- Born: 25 May 1909
- Died: 16 March 2001 (aged 91)
- Education: Wilberforce University, Columbia University, Teacher's College
- Known for: Legislative Council

= Marjorie Bean =

Bermudian politician, and philanthropist

Dame Marjorie Louise Bean DBE (25 May 1909 – 16 March 2001) was the first Bermudian woman to be appointed to Bermuda's former Legislative Council. She was a trustee and founding member of the Bermuda Public Services Union (BPSU).

== Life ==
She attended Wilberforce University (in Ohio), Columbia University's Teachers College (in New York City), and the Institute of Education at the University of London.

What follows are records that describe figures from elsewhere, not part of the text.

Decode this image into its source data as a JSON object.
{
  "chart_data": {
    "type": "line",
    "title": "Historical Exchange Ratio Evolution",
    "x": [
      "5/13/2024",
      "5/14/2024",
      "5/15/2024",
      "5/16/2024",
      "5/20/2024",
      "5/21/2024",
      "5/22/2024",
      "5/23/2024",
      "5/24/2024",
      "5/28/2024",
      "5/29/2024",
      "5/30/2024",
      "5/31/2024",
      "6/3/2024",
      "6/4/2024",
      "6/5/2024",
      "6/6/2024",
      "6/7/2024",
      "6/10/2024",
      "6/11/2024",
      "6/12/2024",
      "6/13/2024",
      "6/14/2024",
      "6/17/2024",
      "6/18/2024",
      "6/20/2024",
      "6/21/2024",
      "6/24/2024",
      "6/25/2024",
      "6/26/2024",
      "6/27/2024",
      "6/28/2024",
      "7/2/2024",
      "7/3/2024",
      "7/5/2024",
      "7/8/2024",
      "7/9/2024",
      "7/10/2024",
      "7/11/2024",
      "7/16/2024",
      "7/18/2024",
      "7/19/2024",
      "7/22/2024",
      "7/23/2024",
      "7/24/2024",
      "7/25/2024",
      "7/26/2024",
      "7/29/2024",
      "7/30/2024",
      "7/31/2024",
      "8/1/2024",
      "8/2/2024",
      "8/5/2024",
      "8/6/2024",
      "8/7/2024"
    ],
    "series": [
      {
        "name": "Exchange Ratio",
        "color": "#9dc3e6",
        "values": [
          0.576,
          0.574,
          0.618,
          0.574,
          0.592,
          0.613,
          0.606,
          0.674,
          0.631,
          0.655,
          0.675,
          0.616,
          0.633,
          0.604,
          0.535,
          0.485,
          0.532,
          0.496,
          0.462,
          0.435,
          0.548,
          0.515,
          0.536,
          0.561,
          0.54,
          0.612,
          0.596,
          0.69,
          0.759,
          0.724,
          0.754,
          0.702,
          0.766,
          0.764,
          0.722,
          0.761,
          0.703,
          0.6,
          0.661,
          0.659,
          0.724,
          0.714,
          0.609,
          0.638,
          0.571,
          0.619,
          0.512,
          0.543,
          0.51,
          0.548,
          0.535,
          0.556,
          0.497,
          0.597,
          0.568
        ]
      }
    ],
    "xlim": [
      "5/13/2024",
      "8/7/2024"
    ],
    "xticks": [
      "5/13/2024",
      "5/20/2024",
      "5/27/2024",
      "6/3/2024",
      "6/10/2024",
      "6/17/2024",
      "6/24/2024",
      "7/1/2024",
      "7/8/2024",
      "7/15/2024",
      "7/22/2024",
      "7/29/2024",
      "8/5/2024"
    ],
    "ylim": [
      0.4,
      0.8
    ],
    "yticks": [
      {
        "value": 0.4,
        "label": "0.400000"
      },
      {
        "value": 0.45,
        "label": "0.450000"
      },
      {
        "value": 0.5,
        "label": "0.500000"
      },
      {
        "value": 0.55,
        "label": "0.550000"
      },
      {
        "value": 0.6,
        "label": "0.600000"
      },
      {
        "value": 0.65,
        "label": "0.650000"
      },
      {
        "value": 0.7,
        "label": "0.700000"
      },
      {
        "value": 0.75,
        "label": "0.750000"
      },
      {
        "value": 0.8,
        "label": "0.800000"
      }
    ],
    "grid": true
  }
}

She began her career in education teaching English and geography at the Berkeley Institute, Pembroke Parish, Bermuda. In 1948, she became the first black person to be appointed to an administrative position in Bermuda's Department of Education when she took on the job of Supervisor of Schools/Education Officer (1949-1974). In 1979, she received the Stellar Halsall Memorial Award for Community Activities and Arts.

==Awards==
Bean was made a Member of the Order of the British Empire (MBE) "in recognition of the significant contribution she made to education in Bermuda" in 1968. She was later advanced to Officer (OBE) in 1981, and, lastly, to Dame (DBE) in 1995. In 1977, she was awarded the Queen's Silver Jubilee Medal.

==Death==
She died, aged 91, on 16 March 2001.

==Legacy==
- Dame Marjorie Bean Hope Academy, 10 Old Military Road, Devonshire Parish, Bermuda, DV-02.